After a 20 year hiatus, I'm getting back into amateur radio.  This time, rather than a failed attempt at learning morse code, I'm trying to be practical.  My goals are two-fold:

  1. To be able to participate in emergency communications
  2. To be able to use digital modes like DStar, FT8, etc.

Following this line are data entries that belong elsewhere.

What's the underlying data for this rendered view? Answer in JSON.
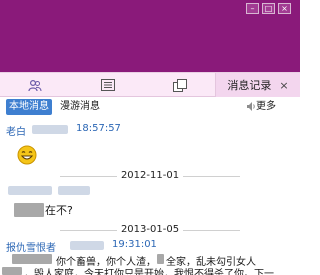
{
  "tabs": {
    "history_label": "消息记录",
    "close_glyph": "×"
  },
  "subtabs": {
    "local": "本地消息",
    "roaming": "漫游消息",
    "more": "更多"
  },
  "messages": {
    "m1_sender": "老白",
    "m1_time": "18:57:57",
    "date1": "2012-11-01",
    "m2_text": "在不?",
    "date2": "2013-01-05",
    "m3_sender": "报仇雪恨者",
    "m3_time": "19:31:01",
    "m3_line1_a": "你个畜兽，你个人渣，",
    "m3_line1_b": "全家，乱未勾引女人",
    "m3_line2": "，毁人家庭，今天打你只是开始，我恨不得杀了你。下一"
  },
  "colors": {
    "header": "#8a1a7a",
    "accent": "#3e7fd0",
    "sender": "#2c67b5"
  },
  "icons": [
    "contact-icon",
    "list-icon",
    "multi-window-icon",
    "speaker-icon",
    "smile-emoticon-icon",
    "minimize-icon",
    "maximize-icon",
    "close-icon"
  ]
}
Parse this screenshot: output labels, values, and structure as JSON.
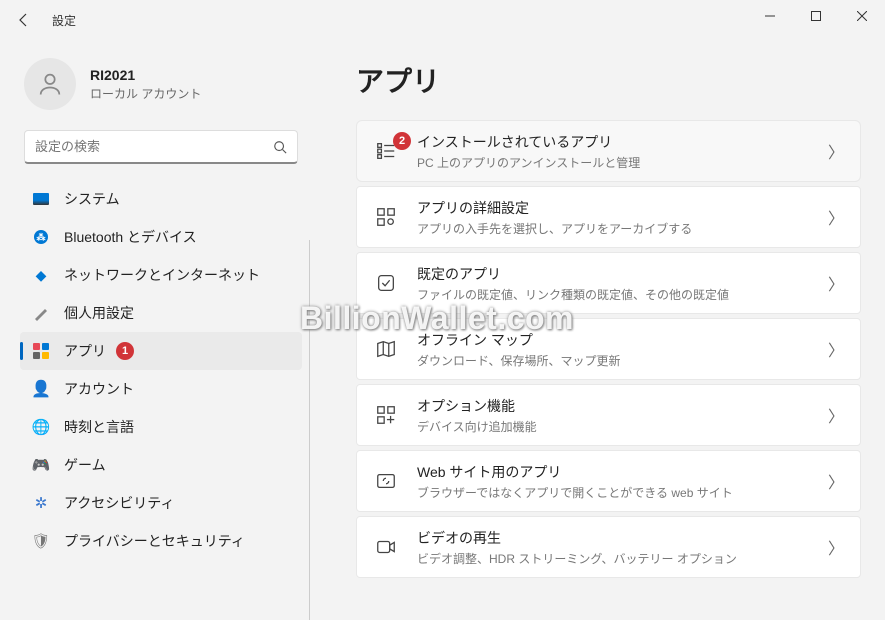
{
  "window": {
    "title": "設定"
  },
  "user": {
    "name": "RI2021",
    "sub": "ローカル アカウント"
  },
  "search": {
    "placeholder": "設定の検索"
  },
  "nav": [
    {
      "key": "system",
      "label": "システム"
    },
    {
      "key": "bluetooth",
      "label": "Bluetooth とデバイス"
    },
    {
      "key": "network",
      "label": "ネットワークとインターネット"
    },
    {
      "key": "personalization",
      "label": "個人用設定"
    },
    {
      "key": "apps",
      "label": "アプリ",
      "badge": "1"
    },
    {
      "key": "accounts",
      "label": "アカウント"
    },
    {
      "key": "time",
      "label": "時刻と言語"
    },
    {
      "key": "gaming",
      "label": "ゲーム"
    },
    {
      "key": "accessibility",
      "label": "アクセシビリティ"
    },
    {
      "key": "privacy",
      "label": "プライバシーとセキュリティ"
    }
  ],
  "page": {
    "title": "アプリ"
  },
  "cards": [
    {
      "title": "インストールされているアプリ",
      "sub": "PC 上のアプリのアンインストールと管理",
      "badge": "2"
    },
    {
      "title": "アプリの詳細設定",
      "sub": "アプリの入手先を選択し、アプリをアーカイブする"
    },
    {
      "title": "既定のアプリ",
      "sub": "ファイルの既定値、リンク種類の既定値、その他の既定値"
    },
    {
      "title": "オフライン マップ",
      "sub": "ダウンロード、保存場所、マップ更新"
    },
    {
      "title": "オプション機能",
      "sub": "デバイス向け追加機能"
    },
    {
      "title": "Web サイト用のアプリ",
      "sub": "ブラウザーではなくアプリで開くことができる web サイト"
    },
    {
      "title": "ビデオの再生",
      "sub": "ビデオ調整、HDR ストリーミング、バッテリー オプション"
    }
  ],
  "watermark": "BillionWallet.com"
}
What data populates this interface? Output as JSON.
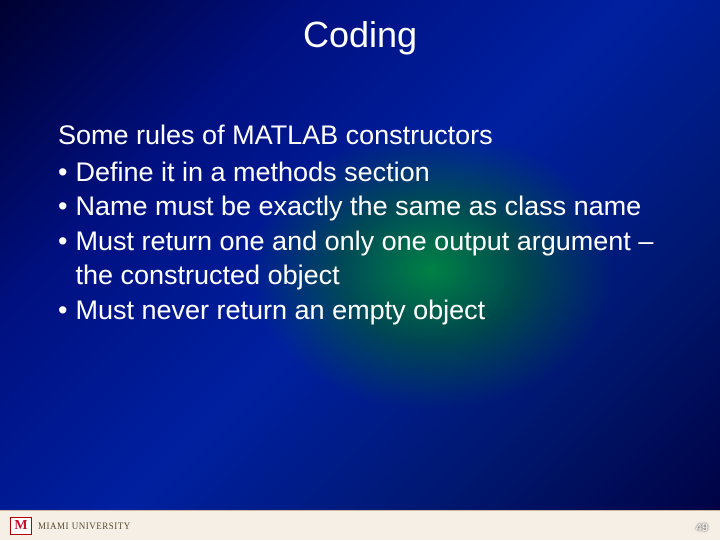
{
  "title": "Coding",
  "lead": "Some rules of MATLAB constructors",
  "bullets": [
    "Define it in a methods section",
    "Name must be exactly the same as class name",
    "Must return one and only one output argument – the constructed object",
    "Must never return an empty object"
  ],
  "footer": {
    "logo_mark": "M",
    "logo_text": "MIAMI UNIVERSITY"
  },
  "page_number": "49"
}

I'm not interested in old-school "rag chewing" or in collecting long-distance voice contacts. With that in mind, I've set out to equip myself with the following:

  1. A 2m (140/220/440 MHz) handheld "walkie-talkie" to be able to conduct communications in the Toronto area (primarily using the repeaters like VE2YYZ B on the CN Tower)
  2. A small "High Frequency" (HF) transceiver (10m/20m/40m)
    1. The IC-7300 was the winner.  In 2020 it's widely considered the baseline "reference" rig.  Except for the IC-705 (which wasn't available in mid-2020) there is nothing in its price range -- or even $1000 above it -- that matches its bang-for-buck.
    2. The IC-705 was the runner-up.  It's ability to do HF and UHF/VHF and DStar, all in a small (low power) package was really nice.  But it was not available in Summer 2020.
  3. A receive-only software defined radio
    1. The RTL-SDR was my choice.  That was a mistake.  The lack of filters means I can't receive a lot of stations in Toronto due to interference.
    2. I should have gotten an RPlay-SDR.

Antenna selection

  • Bands:  2M to 80m
  • Space: super constrained.  Very small backyard (~4m x 8m), nearby comms wires (cable, phone), no trees.
    • J-Pole for VHF/UHF
      • The Arrow J-Pole is perfect for VHF/UHF, even 2m above the ground on a PVC mast.  Under $100, with coax.  Have set it up.  Works well.
    • A compact vertical
      • Diamond BB7V was my first choice because it's simple and requires no tuning adjustments, but it's too tall (~6m) and could be hazard to overhead cable & telephone wires.  Price is decent ($400)
      • The Comet HVU-8 is only 3m tall and 3m wide but requires tuning.  $500 for the antenna and $500-$1000 for an antenna tuner.  That's $1000.  Does 2m to 80m.
    • A compact horizontal (Comet and Diamond)
      • Practical, a little more expensive, but won't do up to 80m
    • A small folded dipole (diamond WD-330S)
      • need a mast, but it's relatively heavy so the Spiderpoles and others won't do. They're good for permanent, maybe.
      • Local vendor told me to stay away from MFJ fiberglass poles for anything permanent and they don't stock anything else.
    • A magnetic loop (Chameleon CHA F-Loop or MLA-M are both 10W 10m-80m)
      • Intro to Magnetic Loops on YouTube  with "ultralight MLA OMOET loop.
      • Jeri Ellsworth's videos on making a Magnetic Loop for 160m using copper pipe.
      • Radio Prepper video 1 and video 2.
      • so small they can be indoors
      • F-Loop appears to be rugged .
      • The MLA is not good for permanent outdoors, not sure about CHA.  Some of the other ones at Wimo seem more appropriate, but are twice as expensive.
        • The MLA from the Czech Republic is no longer available.
        • English translation of a Czech Book on Magnetic loop antennas.
      • The MLA-30 is the cheapest (W6-LVP) antenna with decent reviews.  More reviews.
        • It's pretty noisy.  Works fine as a receiver for the price.
      • Maybe one of the more expensive Italian or German loops for 100+ watts and an automatic tuner system.  $1000 to $2000.

Maybe the Anytone mobile rig, with CAT5 can be used as an iGate?

Masts and guying

Antennas fall down and go boom.

Learning resources
American vs. Non-American Radio Operators

It's a real shame that the American Ham community is dominated by Preppers and Evangelicals.  Google searches tend to fall on to technical-light "meat and potatoes" reviews by (sometimes, literally gun-toting) hams.  There are a few notable exceptions. European and Japanese reviews are generally superior as they don't add toxic, paranoid politics into the hobby.